Description of problem: rhcert listener daemon does not always start Version-Release number of selected component (if applicable): redhat-certification-1.0-20150109.1.el7.noarch and earlier How reproducible: No reproducible case yet, so it appears nearly random. Often the error will occur several times in a row, and seems to clear up by itself Steps to Reproduce: 1. install redhat-certification 2. run `rhcert-backend server start` 3. check logs Actual results (first results from a fresh install): # rhcert-backend server start registered Test from rhcert.test Starting rhcert daemon Starting rhcert listener followed immediately by checking status # rhcert-backend server status registered Test from rhcert.test The rhcert daemon is running The rhcert listener is NOT running there's also a traceback in the logs Expected results: listener starts instead of resulting in a traceback. Additional info: [ /var/log/rhcert/RedHatCertificationListener.log ] registered Test from rhcert.test The rhcert daemon is already started The rhcert listener is running Stopping rhcert listener Starting listener Traceback (most recent call last): File "/usr/bin/rhcert-backend", line 37, in <module> success = rhcertBackend.do(args) File "/usr/lib/python2.7/site-packages/rhcert/client/backend.py", line 162, in do return self.doServer(args) File "/usr/lib/python2.7/site-packages/rhcert/client/backend.py", line 205, in doServer return listener.run() File "/usr/lib/python2.7/site-packages/rhcert/listener/listen.py", line 89, in run allow_none=True) File "/usr/lib64/python2.7/SimpleXMLRPCServer.py", line 593, in __init__ SocketServer.TCPServer.__init__(self, addr, requestHandler, bind_and_activate) File "/usr/lib64/python2.7/SocketServer.py", line 419, in __init__ self.server_bind() File "/usr/lib64/python2.7/SocketServer.py", line 430, in server_bind self.socket.bind(self.server_address) File "/usr/lib64/python2.7/socket.py", line 224, in meth return getattr(self._sock,name)(*args) socket.error: [Errno 98] Address already in use [ /var/log/rhcert/RedHatCertDaemon.log ] registered Test from rhcert.test The rhcert listener is already started The rhcert daemon is running Stopping rhcert daemon Starting daemon
several minutes later, without running any other commands on the system: # rhcert-backend server start registered Test from rhcert.test The rhcert daemon is already started Starting rhcert listener # rhcert-backend server status registered Test from rhcert.test The rhcert daemon is running The rhcert listener is running
The first time the server is started, it always gives the error.
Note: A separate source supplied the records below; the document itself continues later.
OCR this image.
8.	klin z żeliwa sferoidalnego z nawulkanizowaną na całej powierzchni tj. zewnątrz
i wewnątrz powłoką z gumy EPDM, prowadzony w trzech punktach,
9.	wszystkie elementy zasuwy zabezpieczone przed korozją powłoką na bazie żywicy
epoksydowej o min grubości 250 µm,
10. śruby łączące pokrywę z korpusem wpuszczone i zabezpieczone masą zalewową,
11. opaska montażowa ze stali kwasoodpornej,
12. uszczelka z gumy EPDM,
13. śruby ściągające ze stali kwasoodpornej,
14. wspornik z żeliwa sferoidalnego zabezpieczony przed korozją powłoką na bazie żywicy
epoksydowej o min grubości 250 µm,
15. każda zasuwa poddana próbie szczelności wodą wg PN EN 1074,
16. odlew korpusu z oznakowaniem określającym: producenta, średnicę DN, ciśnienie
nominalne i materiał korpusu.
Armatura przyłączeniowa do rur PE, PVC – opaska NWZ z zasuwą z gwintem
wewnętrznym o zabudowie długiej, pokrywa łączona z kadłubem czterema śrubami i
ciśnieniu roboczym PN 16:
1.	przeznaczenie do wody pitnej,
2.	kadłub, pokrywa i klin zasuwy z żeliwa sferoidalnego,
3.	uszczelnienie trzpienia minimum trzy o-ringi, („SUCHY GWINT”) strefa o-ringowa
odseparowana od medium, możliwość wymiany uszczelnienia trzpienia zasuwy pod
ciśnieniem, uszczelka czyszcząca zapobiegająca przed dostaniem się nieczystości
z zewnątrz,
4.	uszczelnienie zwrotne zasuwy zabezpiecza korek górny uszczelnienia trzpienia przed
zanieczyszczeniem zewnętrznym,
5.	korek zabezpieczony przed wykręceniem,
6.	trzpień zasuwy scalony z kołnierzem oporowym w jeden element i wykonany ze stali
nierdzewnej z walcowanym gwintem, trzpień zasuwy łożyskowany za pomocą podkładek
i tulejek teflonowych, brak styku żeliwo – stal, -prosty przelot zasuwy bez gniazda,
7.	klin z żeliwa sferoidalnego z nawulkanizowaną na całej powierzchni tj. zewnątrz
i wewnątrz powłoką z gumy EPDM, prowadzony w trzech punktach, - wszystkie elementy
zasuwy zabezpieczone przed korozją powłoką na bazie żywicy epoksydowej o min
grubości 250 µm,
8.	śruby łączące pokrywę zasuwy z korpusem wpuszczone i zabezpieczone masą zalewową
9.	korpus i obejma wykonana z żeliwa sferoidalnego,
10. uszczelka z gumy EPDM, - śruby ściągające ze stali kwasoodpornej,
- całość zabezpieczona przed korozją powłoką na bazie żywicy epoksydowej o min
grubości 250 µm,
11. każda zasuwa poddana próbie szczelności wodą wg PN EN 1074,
If followed immediately with `rhcert-backend server start` (a 2nd time overall), the listener daemon will launch. This occurs each time the server is stopped. After `rhcert-backend server stop`, the next start will not successfully start the listener daemon and instead gives the error above.
I'm seeing almost the identical traceback on another system. I was about to dismiss the issue as this is a notoriously unstable box, but maybe there's more to it. I have to give this machine back (it's an Intel IoT test system), so I will likely not be able to deliver it for further testing. Installed versions ------------------ redhat-certification-hardware-1.7.1-20150304.el7.noarch redhat-certification-1.0-20150505.el7.noarch redhat-certification-information-1.7.1-20150304.el7.noarch Contents of /var/log/rhcert/RedHatCertificationListener.log ----------------------------------------------------------- The rhcert daemon is already started The rhcert listener is running Stopping rhcert listener Starting listener Traceback (most recent call last): File "/bin/rhcert-backend", line 37, in <module> success = rhcertBackend.do(args) File "/usr/lib/python2.7/site-packages/rhcert/client/backend.py", line 165, in do return self.doServer(args) File "/usr/lib/python2.7/site-packages/rhcert/client/backend.py", line 209, in doServer return listener.run() File "/usr/lib/python2.7/site-packages/rhcert/listener/listen.py", line 102, in run allow_none=True) File "/usr/lib64/python2.7/SimpleXMLRPCServer.py", line 593, in __init__ SocketServer.TCPServer.__init__(self, addr, requestHandler, bind_and_activate) File "/usr/lib64/python2.7/SocketServer.py", line 419, in __init__ self.server_bind() File "/usr/lib64/python2.7/SocketServer.py", line 430, in server_bind self.socket.bind(self.server_address) File "/usr/lib64/python2.7/socket.py", line 224, in meth return getattr(self._sock,name)(*args) socket.error: [Errno 98] Address already in use
observations: That error is from trying to start listener at port 8009, where it is not freed properly. You can see the port is used with lsof -i | grep 8009. Stopping the rhcert server (rhcert-backend server stop) AND httpd (service httpd stop) frees port 8009. Running rhcert-backend server start again, appears to run fine, shows no issues. But running status shows that listener is started but not daemon, even though output from running start command was that the daemon was already started...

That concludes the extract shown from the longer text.